The best thing that I think this novel does best is blend the light romance and the heavy crime and escape aspects to where it’s a more gender neutral novel. Both guys and girls will really enjoy it.

Rating: 4 Stars / 5 Stars

The Program Book Review

The Program by Suzanne Young

Series: Program, Book 1

Published: April 30, 2013

Publisher: Simon Pulse

Pages: 416

Synopsis:

In Sloane’s world, true feelings are forbidden, teen suicide is an epidemic, and the only solution is The Program.

Sloane knows better than to cry in front of anyone. With suicide now an international epidemic, one outburst could land her in The Program, the only proven course of treatment. Sloane’s parents have already lost one child; Sloane knows they’ll do anything to keep her alive. She also knows that everyone who’s been through The Program returns as a blank slate. Because their depression is gone—but so are their memories.
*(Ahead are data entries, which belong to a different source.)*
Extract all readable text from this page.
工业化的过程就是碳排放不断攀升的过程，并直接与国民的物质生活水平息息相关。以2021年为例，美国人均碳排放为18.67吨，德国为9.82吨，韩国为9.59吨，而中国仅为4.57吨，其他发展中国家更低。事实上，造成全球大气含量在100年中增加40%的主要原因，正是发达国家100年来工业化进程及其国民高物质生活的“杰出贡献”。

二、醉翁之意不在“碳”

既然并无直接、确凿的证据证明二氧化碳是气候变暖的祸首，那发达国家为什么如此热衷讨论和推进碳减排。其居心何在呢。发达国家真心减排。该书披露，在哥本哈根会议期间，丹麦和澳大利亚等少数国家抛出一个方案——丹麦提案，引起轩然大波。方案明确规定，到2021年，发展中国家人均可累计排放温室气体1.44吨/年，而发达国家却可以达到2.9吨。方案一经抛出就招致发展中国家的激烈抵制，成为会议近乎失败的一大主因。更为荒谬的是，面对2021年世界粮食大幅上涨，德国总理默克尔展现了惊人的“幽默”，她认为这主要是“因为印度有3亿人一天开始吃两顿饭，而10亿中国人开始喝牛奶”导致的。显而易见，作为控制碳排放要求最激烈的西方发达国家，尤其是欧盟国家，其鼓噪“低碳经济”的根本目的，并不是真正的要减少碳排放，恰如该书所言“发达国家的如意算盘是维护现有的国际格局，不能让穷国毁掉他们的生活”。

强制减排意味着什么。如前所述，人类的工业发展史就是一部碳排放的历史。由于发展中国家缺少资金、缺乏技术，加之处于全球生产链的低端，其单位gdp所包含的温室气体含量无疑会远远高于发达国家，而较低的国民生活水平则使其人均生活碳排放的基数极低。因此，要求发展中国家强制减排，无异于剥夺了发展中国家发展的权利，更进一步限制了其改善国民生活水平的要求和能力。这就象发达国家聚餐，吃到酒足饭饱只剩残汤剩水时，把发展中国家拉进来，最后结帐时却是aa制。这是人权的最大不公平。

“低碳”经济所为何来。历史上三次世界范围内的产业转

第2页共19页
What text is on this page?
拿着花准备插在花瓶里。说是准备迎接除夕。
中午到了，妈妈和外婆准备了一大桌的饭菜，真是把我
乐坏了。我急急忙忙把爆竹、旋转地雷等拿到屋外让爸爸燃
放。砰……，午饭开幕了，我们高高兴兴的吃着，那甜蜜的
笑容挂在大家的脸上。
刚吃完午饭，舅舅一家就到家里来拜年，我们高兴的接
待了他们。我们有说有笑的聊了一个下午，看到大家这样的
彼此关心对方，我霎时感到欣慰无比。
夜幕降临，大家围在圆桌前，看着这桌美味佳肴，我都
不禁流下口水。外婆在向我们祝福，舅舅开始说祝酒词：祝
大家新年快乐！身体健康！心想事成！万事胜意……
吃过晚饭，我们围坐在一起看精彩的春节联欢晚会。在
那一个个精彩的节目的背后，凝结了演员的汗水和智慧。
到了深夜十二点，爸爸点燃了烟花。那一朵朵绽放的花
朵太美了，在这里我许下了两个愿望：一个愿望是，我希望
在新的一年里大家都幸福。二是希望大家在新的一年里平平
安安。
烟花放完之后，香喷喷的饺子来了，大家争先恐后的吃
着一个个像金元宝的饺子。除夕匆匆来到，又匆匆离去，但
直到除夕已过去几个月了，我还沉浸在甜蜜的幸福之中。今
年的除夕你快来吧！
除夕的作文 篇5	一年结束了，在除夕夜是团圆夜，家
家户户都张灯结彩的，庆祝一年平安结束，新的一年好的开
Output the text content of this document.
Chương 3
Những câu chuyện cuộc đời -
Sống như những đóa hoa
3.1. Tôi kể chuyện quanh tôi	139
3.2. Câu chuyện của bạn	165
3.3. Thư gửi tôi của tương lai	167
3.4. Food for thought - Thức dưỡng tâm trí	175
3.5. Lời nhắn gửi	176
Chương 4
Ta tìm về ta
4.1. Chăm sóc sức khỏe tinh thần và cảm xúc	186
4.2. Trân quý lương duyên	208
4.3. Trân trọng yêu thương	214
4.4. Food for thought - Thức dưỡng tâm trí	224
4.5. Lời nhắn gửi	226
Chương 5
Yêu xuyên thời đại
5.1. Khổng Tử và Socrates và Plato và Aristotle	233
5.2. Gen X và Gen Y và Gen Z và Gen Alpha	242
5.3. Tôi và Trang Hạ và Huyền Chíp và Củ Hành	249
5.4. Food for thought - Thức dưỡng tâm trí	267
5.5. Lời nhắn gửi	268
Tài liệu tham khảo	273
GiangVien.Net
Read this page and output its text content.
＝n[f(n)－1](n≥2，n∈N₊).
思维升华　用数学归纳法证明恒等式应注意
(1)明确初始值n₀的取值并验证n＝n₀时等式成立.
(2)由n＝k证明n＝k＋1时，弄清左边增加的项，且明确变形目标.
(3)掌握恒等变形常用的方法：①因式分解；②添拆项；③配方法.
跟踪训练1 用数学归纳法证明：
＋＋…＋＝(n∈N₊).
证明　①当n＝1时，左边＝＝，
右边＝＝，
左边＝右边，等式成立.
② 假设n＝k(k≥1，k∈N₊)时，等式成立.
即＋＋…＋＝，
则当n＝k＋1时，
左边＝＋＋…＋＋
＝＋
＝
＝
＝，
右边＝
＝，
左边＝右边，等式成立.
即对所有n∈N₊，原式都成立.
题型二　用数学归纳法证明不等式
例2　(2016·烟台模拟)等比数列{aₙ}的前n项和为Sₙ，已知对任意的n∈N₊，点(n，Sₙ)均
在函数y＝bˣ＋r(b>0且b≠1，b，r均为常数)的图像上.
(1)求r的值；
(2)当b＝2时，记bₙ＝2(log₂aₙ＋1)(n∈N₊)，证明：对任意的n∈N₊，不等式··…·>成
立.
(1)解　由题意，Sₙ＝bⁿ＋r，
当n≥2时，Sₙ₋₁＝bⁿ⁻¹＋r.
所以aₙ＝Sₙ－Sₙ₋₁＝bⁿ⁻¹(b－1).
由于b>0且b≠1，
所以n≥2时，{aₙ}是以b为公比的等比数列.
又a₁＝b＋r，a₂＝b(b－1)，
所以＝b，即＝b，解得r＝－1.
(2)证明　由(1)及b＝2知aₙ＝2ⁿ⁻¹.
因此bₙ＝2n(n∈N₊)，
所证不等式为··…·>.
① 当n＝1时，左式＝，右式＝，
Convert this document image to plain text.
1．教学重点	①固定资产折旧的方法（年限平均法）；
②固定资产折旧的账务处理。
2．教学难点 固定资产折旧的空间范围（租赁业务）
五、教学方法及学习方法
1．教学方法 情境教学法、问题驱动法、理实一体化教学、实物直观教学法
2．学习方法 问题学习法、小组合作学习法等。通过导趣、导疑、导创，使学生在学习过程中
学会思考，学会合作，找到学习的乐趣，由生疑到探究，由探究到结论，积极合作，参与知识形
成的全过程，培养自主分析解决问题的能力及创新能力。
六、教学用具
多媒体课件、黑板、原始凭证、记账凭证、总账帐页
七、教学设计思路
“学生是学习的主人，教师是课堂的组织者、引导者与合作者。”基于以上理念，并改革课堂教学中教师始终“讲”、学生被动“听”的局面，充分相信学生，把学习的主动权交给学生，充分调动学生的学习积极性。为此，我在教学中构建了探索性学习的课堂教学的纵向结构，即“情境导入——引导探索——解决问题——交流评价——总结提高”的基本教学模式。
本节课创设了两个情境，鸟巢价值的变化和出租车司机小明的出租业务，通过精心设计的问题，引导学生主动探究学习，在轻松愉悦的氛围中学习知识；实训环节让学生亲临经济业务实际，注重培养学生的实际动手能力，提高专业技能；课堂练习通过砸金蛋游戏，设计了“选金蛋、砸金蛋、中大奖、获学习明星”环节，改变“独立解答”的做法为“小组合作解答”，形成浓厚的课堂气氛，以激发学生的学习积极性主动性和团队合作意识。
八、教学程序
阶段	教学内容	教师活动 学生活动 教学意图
Under constant surveillance at home and at school, Sloane puts on a brave face and keeps her feelings buried as deep as she can. The only person Sloane can be herself with is James. He’s promised to keep them both safe and out of treatment, and Sloane knows their love is strong enough to withstand anything. But despite the promises they made to each other, it’s getting harder to hide the truth. They are both growing weaker. Depression is setting in. And The Program is coming for them.

My Thoughts:

With all of the dystopian books being published lately, it’s hard to find one that is unique and I really click with. This one was one of those. Even though it is a dystopian, the world felt real. I could imagine the teenage suicide epidemic and The Program being things that could happen in the very near future.

Reading The Program was a serious emotional ride. I cried and screamed in frustration many times while reading. The story is really depressing, but so good that I couldn’t put it down.

The romance was amazing. I loved reading their story of falling in love, and the way that they interact and support each other was very real and mature. The way that the author wrote all of the relationships so intense and real is what made the story depressing. When the characters were separated or something tragic happened to them it felt so depressing reading about it because I was connected to the characters and their relationships.

The plot was also much more complex than I had anticipated. There were so many plot twists and revelations that I had no idea who to trust, who was really who they said they were, or what to even believe. I did not predict nearly half or what happened, and the ending especially took me by surprise. There is a huge cliff hanger, and I can not wait for the next book to come out so I can see what happens.

Overall this book was just amazing. I loved every single aspect of it, and highly recommend it to anyone looking for a great and original dystopian read that has a great romance.